= American Psychiatric Nurses Association =

The American Psychiatric Nurses Association (APNA) is a professional association of psychiatric-mental health nurses. Founded in 1986, it provides continuing education and a range of professional services to a membership of more than 15000 nurses. It publishes position papers on mental health issues and the care of persons with psychiatric disorders.

==Membership==
APNA is the largest psychiatric-mental health nursing organization, with more than 40 national and international chapters. Educational levels vary from basic to doctoral. The membership includes psychiatric registered nurses, advanced practice registered nurses, nursing students, licensed practical nurses, and retired nurses.

==Publications==
APNA has an electronic newsletter entitled APNA News: The Psychiatric Nursing Voice that is emailed to all members monthly.
The Journal of the American Psychiatric Nurses Association (JAPNA) is published bimonthly by SAGE Publications. APNA membership includes a subscription JAPNA. Members may also access JAPNA online. It includes peer-reviewed articles regarding psychiatric and mental health nursing, improving mental health care, and health care policy. APNA also co-published Psychiatric-Mental Health: Scope and Standards of Practice with the American Nurses Association and International Society of Psychiatric-Mental Health Nurses.

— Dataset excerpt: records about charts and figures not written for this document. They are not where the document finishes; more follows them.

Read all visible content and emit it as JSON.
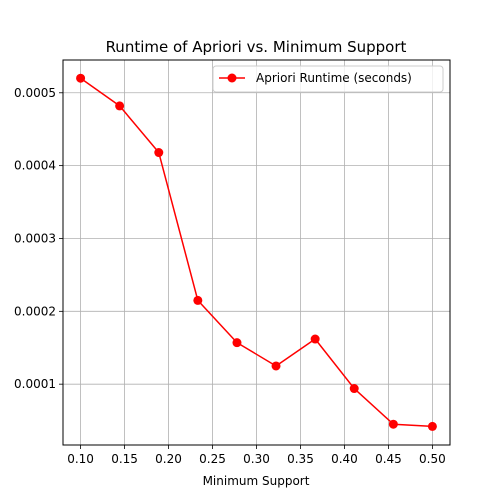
{
  "chart_data": {
    "type": "line",
    "title": "Runtime of Apriori vs. Minimum Support",
    "xlabel": "Minimum Support",
    "ylabel": "",
    "x": [
      0.1,
      0.1444,
      0.1889,
      0.2333,
      0.2778,
      0.3222,
      0.3667,
      0.4111,
      0.4556,
      0.5
    ],
    "series": [
      {
        "name": "Apriori Runtime (seconds)",
        "color": "#ff0000",
        "marker": "circle",
        "values": [
          0.00052,
          0.000482,
          0.000418,
          0.000215,
          0.000157,
          0.000125,
          0.000162,
          9.4e-05,
          4.5e-05,
          4.2e-05
        ]
      }
    ],
    "xlim": [
      0.08,
      0.52
    ],
    "ylim": [
      1.65e-05,
      0.000545
    ],
    "xticks": [
      0.1,
      0.15,
      0.2,
      0.25,
      0.3,
      0.35,
      0.4,
      0.45,
      0.5
    ],
    "xtick_labels": [
      "0.10",
      "0.15",
      "0.20",
      "0.25",
      "0.30",
      "0.35",
      "0.40",
      "0.45",
      "0.50"
    ],
    "yticks": [
      0.0001,
      0.0002,
      0.0003,
      0.0004,
      0.0005
    ],
    "ytick_labels": [
      "0.0001",
      "0.0002",
      "0.0003",
      "0.0004",
      "0.0005"
    ],
    "grid": true,
    "legend_position": "top-right"
  }
}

==Continuing nursing education==
APNA is an accredited provider of continuing nursing education by the American Nurses Credentialing Center's Commission on Accreditation. The organization offers live and online continuing nursing education programs.

The APNA Annual Conference is the largest gathering of psychiatric and mental health nurses in the US and consists of three days of continuing education specific to psychiatric mental health nursing.

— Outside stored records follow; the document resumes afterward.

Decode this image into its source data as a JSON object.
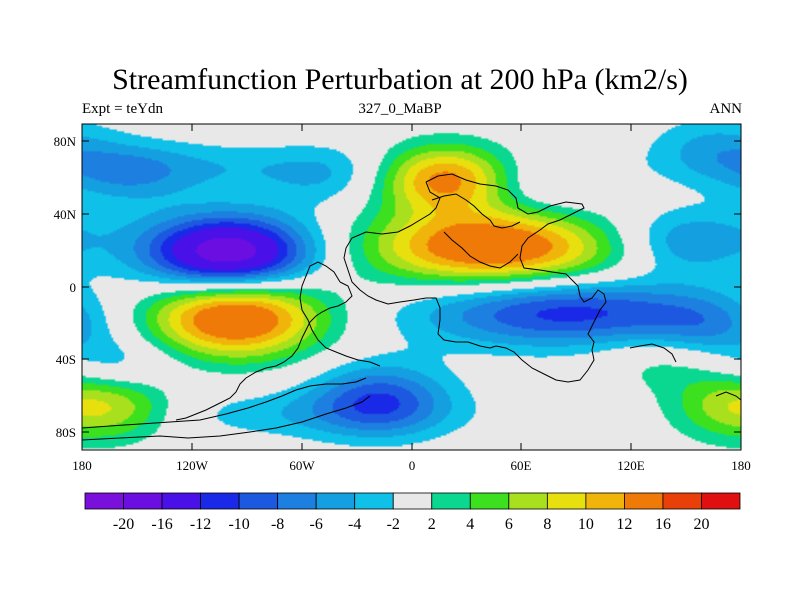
{
  "title": "Streamfunction Perturbation at 200 hPa (km2/s)",
  "left_string": "Expt = teYdn",
  "center_string": "327_0_MaBP",
  "right_string": "ANN",
  "y_axis": {
    "ticks": [
      {
        "value": 80,
        "label": "80N"
      },
      {
        "value": 40,
        "label": "40N"
      },
      {
        "value": 0,
        "label": "0"
      },
      {
        "value": -40,
        "label": "40S"
      },
      {
        "value": -80,
        "label": "80S"
      }
    ]
  },
  "x_axis": {
    "ticks": [
      {
        "value": -180,
        "label": "180"
      },
      {
        "value": -120,
        "label": "120W"
      },
      {
        "value": -60,
        "label": "60W"
      },
      {
        "value": 0,
        "label": "0"
      },
      {
        "value": 60,
        "label": "60E"
      },
      {
        "value": 120,
        "label": "120E"
      },
      {
        "value": 180,
        "label": "180"
      }
    ]
  },
  "colorbar": {
    "colors": [
      "#7a10dc",
      "#6a0ee2",
      "#4a10e8",
      "#1a28e8",
      "#1d58e0",
      "#1d80e0",
      "#14a0e0",
      "#0fc0e8",
      "#e8e8e8",
      "#0ad890",
      "#3ce01e",
      "#a8e01e",
      "#e8e00e",
      "#f0b40a",
      "#f07a08",
      "#e84008",
      "#e01010"
    ],
    "labels": [
      "-20",
      "-16",
      "-12",
      "-10",
      "-8",
      "-6",
      "-4",
      "-2",
      "2",
      "4",
      "6",
      "8",
      "10",
      "12",
      "16",
      "20"
    ]
  },
  "chart_data": {
    "type": "heatmap",
    "title": "Streamfunction Perturbation at 200 hPa (km2/s)",
    "xlabel": "",
    "ylabel": "",
    "xlim": [
      -180,
      180
    ],
    "ylim": [
      -90,
      90
    ],
    "levels": [
      -20,
      -16,
      -12,
      -10,
      -8,
      -6,
      -4,
      -2,
      2,
      4,
      6,
      8,
      10,
      12,
      16,
      20
    ],
    "features": [
      {
        "type": "low",
        "lon": -100,
        "lat": 18,
        "value": -20
      },
      {
        "type": "high",
        "lon": -97,
        "lat": -16,
        "value": 17
      },
      {
        "type": "high",
        "lon": 45,
        "lat": 22,
        "value": 16
      },
      {
        "type": "high",
        "lon": 18,
        "lat": 60,
        "value": 13
      },
      {
        "type": "low",
        "lon": 80,
        "lat": -12,
        "value": -8
      },
      {
        "type": "low",
        "lon": -17,
        "lat": -62,
        "value": -9
      },
      {
        "type": "high",
        "lon": -158,
        "lat": -64,
        "value": 7
      },
      {
        "type": "high",
        "lon": 170,
        "lat": -65,
        "value": 6
      },
      {
        "type": "low",
        "lon": -155,
        "lat": 62,
        "value": -4
      },
      {
        "type": "low",
        "lon": -45,
        "lat": 60,
        "value": -3
      },
      {
        "type": "low",
        "lon": 165,
        "lat": 78,
        "value": -4
      },
      {
        "type": "low",
        "lon": 150,
        "lat": 22,
        "value": -4
      },
      {
        "type": "low",
        "lon": 160,
        "lat": -22,
        "value": -4
      },
      {
        "type": "low",
        "lon": 70,
        "lat": 55,
        "value": -3
      },
      {
        "type": "low",
        "lon": -160,
        "lat": -45,
        "value": -5
      },
      {
        "type": "high",
        "lon": 135,
        "lat": -40,
        "value": 3
      }
    ]
  }
}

The APNA Annual Clinical Psychopharmacology Institute offers sessions which provide psychopharmacology continuing education contact hours related to psychiatric medications. This institute addresses the interaction of neurobiological and genetic mechanisms, Axis I and II disorders and clinical syndromes, and current health care issues in recovery including transcultural care delivery. Complex health issues, polypharmacy, and recently approved medications are also addressed.

APNA worked collaboratively with the National Association of Pediatric Nurse Practitioners on a three part series, Counseling Points - Caring for Patients with ADHD Throughout the Lifespan. APNA is developing a three part series of Counseling Points on tobacco dependence entitled "Breaking Barriers and Implementing Change".